You can read a little of Tim Bowden’s interview about his book of Outram Road ‘Stubborn Buggers’
AWM has also a story about Outram Road. Please read
WX9058 Stribley Norman Leslie (Norm) was shell shocked 12 Feb at Ulu Pandan (same area as Albert) and evacuated to AGH 2/13th Hospital.

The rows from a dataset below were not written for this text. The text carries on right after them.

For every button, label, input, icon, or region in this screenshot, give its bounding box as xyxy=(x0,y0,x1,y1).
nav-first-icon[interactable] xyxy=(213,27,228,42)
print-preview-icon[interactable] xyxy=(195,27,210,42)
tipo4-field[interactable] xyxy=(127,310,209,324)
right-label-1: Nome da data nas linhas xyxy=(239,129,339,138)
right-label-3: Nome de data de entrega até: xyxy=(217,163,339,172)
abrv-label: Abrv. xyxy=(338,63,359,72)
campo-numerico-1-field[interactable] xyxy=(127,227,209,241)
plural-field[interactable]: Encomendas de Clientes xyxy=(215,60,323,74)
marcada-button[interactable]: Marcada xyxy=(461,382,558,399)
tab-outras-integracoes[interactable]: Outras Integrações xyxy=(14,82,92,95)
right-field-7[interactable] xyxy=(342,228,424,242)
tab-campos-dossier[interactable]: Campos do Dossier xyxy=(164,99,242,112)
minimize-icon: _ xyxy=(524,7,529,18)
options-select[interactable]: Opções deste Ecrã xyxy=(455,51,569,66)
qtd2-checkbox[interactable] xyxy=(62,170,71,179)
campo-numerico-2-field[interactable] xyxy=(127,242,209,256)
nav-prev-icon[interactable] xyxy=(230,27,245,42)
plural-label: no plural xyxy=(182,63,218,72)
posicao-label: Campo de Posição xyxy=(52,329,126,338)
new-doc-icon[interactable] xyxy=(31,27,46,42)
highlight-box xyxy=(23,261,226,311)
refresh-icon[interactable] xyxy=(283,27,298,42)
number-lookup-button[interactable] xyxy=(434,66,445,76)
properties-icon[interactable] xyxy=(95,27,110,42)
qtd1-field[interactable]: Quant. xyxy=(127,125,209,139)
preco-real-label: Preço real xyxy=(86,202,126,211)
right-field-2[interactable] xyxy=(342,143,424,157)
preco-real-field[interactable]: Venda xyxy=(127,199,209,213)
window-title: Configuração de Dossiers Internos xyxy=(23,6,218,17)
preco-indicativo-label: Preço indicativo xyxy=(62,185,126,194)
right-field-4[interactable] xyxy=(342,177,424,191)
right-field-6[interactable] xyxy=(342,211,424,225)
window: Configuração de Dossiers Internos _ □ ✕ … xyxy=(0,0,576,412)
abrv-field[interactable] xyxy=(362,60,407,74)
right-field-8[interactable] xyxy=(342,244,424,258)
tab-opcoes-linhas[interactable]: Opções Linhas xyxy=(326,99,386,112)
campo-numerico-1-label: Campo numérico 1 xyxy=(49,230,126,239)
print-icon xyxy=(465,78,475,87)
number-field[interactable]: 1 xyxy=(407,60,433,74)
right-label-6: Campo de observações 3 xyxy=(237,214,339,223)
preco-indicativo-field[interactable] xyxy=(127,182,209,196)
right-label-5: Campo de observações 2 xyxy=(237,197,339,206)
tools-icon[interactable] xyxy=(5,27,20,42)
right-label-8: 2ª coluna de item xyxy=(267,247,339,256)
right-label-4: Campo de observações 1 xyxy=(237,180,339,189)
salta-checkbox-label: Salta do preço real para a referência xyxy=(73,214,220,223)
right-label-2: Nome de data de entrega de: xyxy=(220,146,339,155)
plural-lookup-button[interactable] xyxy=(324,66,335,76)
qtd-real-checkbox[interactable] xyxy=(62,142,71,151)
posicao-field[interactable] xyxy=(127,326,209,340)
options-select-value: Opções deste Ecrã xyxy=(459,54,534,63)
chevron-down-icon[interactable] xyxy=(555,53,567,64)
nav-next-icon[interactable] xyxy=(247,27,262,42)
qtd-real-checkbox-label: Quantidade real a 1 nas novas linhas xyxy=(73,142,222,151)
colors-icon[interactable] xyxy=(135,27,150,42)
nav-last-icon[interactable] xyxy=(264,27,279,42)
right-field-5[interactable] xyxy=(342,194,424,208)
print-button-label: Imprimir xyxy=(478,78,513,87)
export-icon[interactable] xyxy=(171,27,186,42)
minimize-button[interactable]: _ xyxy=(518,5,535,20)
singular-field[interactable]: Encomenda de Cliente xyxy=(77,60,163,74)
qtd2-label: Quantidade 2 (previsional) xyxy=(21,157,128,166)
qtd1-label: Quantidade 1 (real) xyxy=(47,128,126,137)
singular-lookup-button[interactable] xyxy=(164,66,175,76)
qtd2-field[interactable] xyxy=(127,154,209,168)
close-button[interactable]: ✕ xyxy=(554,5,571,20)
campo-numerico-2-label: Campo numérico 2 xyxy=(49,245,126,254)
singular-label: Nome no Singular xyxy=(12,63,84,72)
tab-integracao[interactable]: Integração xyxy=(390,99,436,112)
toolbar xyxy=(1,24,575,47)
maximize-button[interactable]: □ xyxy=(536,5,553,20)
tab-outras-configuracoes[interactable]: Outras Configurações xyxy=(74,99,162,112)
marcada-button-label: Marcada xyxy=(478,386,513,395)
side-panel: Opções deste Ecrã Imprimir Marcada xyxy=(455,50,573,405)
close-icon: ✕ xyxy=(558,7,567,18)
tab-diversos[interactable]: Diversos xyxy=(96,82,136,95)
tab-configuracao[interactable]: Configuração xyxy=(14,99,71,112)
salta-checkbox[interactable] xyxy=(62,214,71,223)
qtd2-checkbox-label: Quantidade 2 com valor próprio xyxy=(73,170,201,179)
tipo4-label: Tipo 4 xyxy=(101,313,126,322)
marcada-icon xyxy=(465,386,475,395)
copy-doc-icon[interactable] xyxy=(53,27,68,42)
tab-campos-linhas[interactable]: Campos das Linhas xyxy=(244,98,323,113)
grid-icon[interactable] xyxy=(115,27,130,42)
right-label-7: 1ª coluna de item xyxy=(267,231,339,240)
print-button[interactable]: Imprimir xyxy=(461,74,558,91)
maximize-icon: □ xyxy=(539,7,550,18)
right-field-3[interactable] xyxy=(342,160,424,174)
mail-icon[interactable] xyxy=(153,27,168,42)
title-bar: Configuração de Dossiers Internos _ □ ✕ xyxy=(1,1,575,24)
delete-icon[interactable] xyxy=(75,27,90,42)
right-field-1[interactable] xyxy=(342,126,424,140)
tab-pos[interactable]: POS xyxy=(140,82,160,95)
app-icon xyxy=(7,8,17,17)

Returned to his unit 20 Feb 1942.
(There were large numbers of soldiers evacuated due to shell shock). The Australians on the west coast were subjected to the most intense Japanese bombing and firing of arms without a break for more than 48 hours. They were pinned in their shelters unable to move for hour after hour.
Norm went to Burma-Thai railway with ‘D’ Force S Battalion to the Hellfire Pass cutting. He survived and was recovered from Thailand.